People interested in books are fascinated by first lines.  Their favorites usually include the evocative “Last night I dreamt I went to Manderly”  and Orwell’s line about the clocks striking 13 and of course, “Happy families are all alike.”  These are great first lines.  Whether they fill less than an line (“Call me Ishmael”) or take the entire paragraph,  first sentences grab the reader’s attention and set the tone of the book all at once and they make the next line seem inevitable.  My favorite first line comes from a book few people know or love but for a rip-snorting, gut-grabbing sentence, it’s one of the best I’ve ever seen.   Let me clear my throat, I’ll share it with you….

Mister Deck, are you my stinkin’ Daddy?

That, ladies and gentleman was the voice of T. R., the heroine of Larry McMurtry’s novel, Some Can Whistle.  (You could tell the young lady was from Texas, right?)   This furious young voice is directed at Danny Deck, a failed novelist, and retired sitcom writer who is spending his middle years retreating from the active life that made him rich and unhappy.  Part of this retreat is fueled by overexposure to the Entertainment Industry but another part comes from Danny’s sad ablity to irritate women, any woman he’s known longer than a minute.  So he answers the demand with true Danny Deck caution: “I don’t think I stink…”   And the game is on.
T. R.  is Tyler Rose, the enchanting, demanding, daughter Danny’s ex-wife carried away at birth  and Mr.
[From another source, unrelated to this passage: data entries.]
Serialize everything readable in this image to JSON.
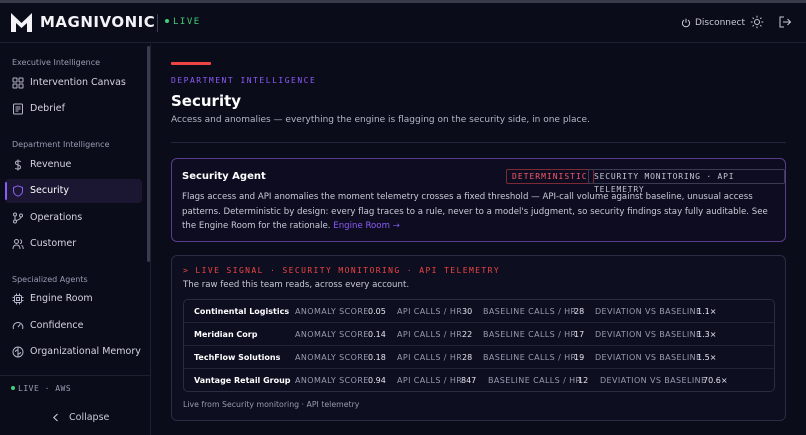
{
  "header": {
    "brand": "MAGNIVONIC",
    "live_badge": "LIVE",
    "disconnect_label": "Disconnect"
  },
  "sidebar": {
    "sections": [
      {
        "title": "Executive Intelligence",
        "items": [
          {
            "label": "Intervention Canvas",
            "icon": "grid-icon"
          },
          {
            "label": "Debrief",
            "icon": "document-icon"
          }
        ]
      },
      {
        "title": "Department Intelligence",
        "items": [
          {
            "label": "Revenue",
            "icon": "dollar-icon"
          },
          {
            "label": "Security",
            "icon": "shield-icon",
            "active": true
          },
          {
            "label": "Operations",
            "icon": "branch-icon"
          },
          {
            "label": "Customer",
            "icon": "users-icon"
          }
        ]
      },
      {
        "title": "Specialized Agents",
        "items": [
          {
            "label": "Engine Room",
            "icon": "cpu-icon"
          },
          {
            "label": "Confidence",
            "icon": "gauge-icon"
          },
          {
            "label": "Organizational Memory",
            "icon": "brain-icon"
          }
        ]
      }
    ],
    "status": "LIVE · AWS",
    "collapse_label": "Collapse"
  },
  "main": {
    "dept_label": "DEPARTMENT INTELLIGENCE",
    "title": "Security",
    "subtitle": "Access and anomalies — everything the engine is flagging on the security side, in one place.",
    "agent": {
      "name": "Security Agent",
      "tag_mode": "DETERMINISTIC",
      "tag_source": "SECURITY MONITORING · API TELEMETRY",
      "description": "Flags access and API anomalies the moment telemetry crosses a fixed threshold — API-call volume against baseline, unusual access patterns. Deterministic by design: every flag traces to a rule, never to a model's judgment, so security findings stay fully auditable. See the Engine Room for the rationale.",
      "link": "Engine Room →"
    },
    "signal": {
      "label": "> LIVE SIGNAL · SECURITY MONITORING · API TELEMETRY",
      "subtitle": "The raw feed this team reads, across every account.",
      "columns": {
        "anomaly": "ANOMALY SCORE",
        "calls": "API CALLS / HR",
        "baseline": "BASELINE CALLS / HR",
        "deviation": "DEVIATION VS BASELINE"
      },
      "rows": [
        {
          "account": "Continental Logistics",
          "anomaly": "0.05",
          "calls": "30",
          "baseline": "28",
          "deviation": "1.1×"
        },
        {
          "account": "Meridian Corp",
          "anomaly": "0.14",
          "calls": "22",
          "baseline": "17",
          "deviation": "1.3×"
        },
        {
          "account": "TechFlow Solutions",
          "anomaly": "0.18",
          "calls": "28",
          "baseline": "19",
          "deviation": "1.5×"
        },
        {
          "account": "Vantage Retail Group",
          "anomaly": "0.94",
          "calls": "847",
          "baseline": "12",
          "deviation": "70.6×"
        }
      ],
      "footer": "Live from Security monitoring · API telemetry"
    }
  },
  "colors": {
    "accent": "#8b5cf6",
    "alert": "#ef4444",
    "live": "#3fcf77",
    "background": "#0b0c1a"
  }
}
Deck’s second chance at real life.  Instead of spouting monologues to his former girlfriends’ answering machines and marinating by the pool in a kaftan, Danny has to run to keep up with Tyler Rose, her children, and the entourage of friends and lovers that follow her every self-confident step.  These two, who seem to have nothing in common but DNA, each need what the other can give.   While T.R. puts her father in a traveling maelstrom of crises, it is the shock he needs to begin living again.  And T.R. needs Danny’s help to broaden the life that has boiled down to waitressing at a Mr. Burger, raising two children by herself and avoiding the ex-boyfriend that’s threatening to kill her.
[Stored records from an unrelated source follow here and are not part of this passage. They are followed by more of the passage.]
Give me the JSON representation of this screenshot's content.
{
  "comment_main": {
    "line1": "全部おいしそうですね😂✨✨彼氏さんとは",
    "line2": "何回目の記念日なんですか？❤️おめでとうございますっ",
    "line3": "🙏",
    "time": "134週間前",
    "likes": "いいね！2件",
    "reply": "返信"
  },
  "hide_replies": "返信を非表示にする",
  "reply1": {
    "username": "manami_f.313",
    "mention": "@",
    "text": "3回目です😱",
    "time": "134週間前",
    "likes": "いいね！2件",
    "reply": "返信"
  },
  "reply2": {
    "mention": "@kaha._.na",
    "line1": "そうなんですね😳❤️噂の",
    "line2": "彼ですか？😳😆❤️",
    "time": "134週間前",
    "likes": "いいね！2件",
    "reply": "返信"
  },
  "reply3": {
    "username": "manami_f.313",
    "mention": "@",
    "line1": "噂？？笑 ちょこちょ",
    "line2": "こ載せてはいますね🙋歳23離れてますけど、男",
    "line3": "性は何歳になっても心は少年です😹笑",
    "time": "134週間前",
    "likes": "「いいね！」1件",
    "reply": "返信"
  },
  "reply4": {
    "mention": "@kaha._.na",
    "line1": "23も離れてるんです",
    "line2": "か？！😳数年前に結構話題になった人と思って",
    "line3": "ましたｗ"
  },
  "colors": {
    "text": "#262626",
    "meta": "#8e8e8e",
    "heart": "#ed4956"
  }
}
That’s just part of the book, Some Can Whistle.  With the crises and the jokes come pop culture commentary and a novelist’s love song to the City of Houston.  Like his creator, Danny Deck finished college at Rice University and there’s something that sounds like autobiography in those sentences of devotion.  
“I had come to it at the right time, as a young man sometimes comes to his ideal city.  In Houston I began to write, formed my first young sentences.  Its energies awakened mine; the ramshackle laziness of some of its forgotten neighborhoods delighted me.  I walked happily in it for years, smelling it’s lowland smells.  It was my Paris, my Rome, my Alexandria – a generous city.”
Kind of makes you want to visit doesn’t it?
You know, the internet has given many of us the chance to emulate Danny Deck.  With its electronic layer of detachment we can reconnect with friends while keeping them at arm’s length and visit anyplace on Google Earth without knowing what it’s really like to be there.  That’s life once removed and while it’s better than nothing, it isn’t real, it isn’t true, it isn’t T. R.  While you can, follow the brash young tunes that Some Can Whistle and be a part of real life.  Those are memories I don’t think you’ll  regret.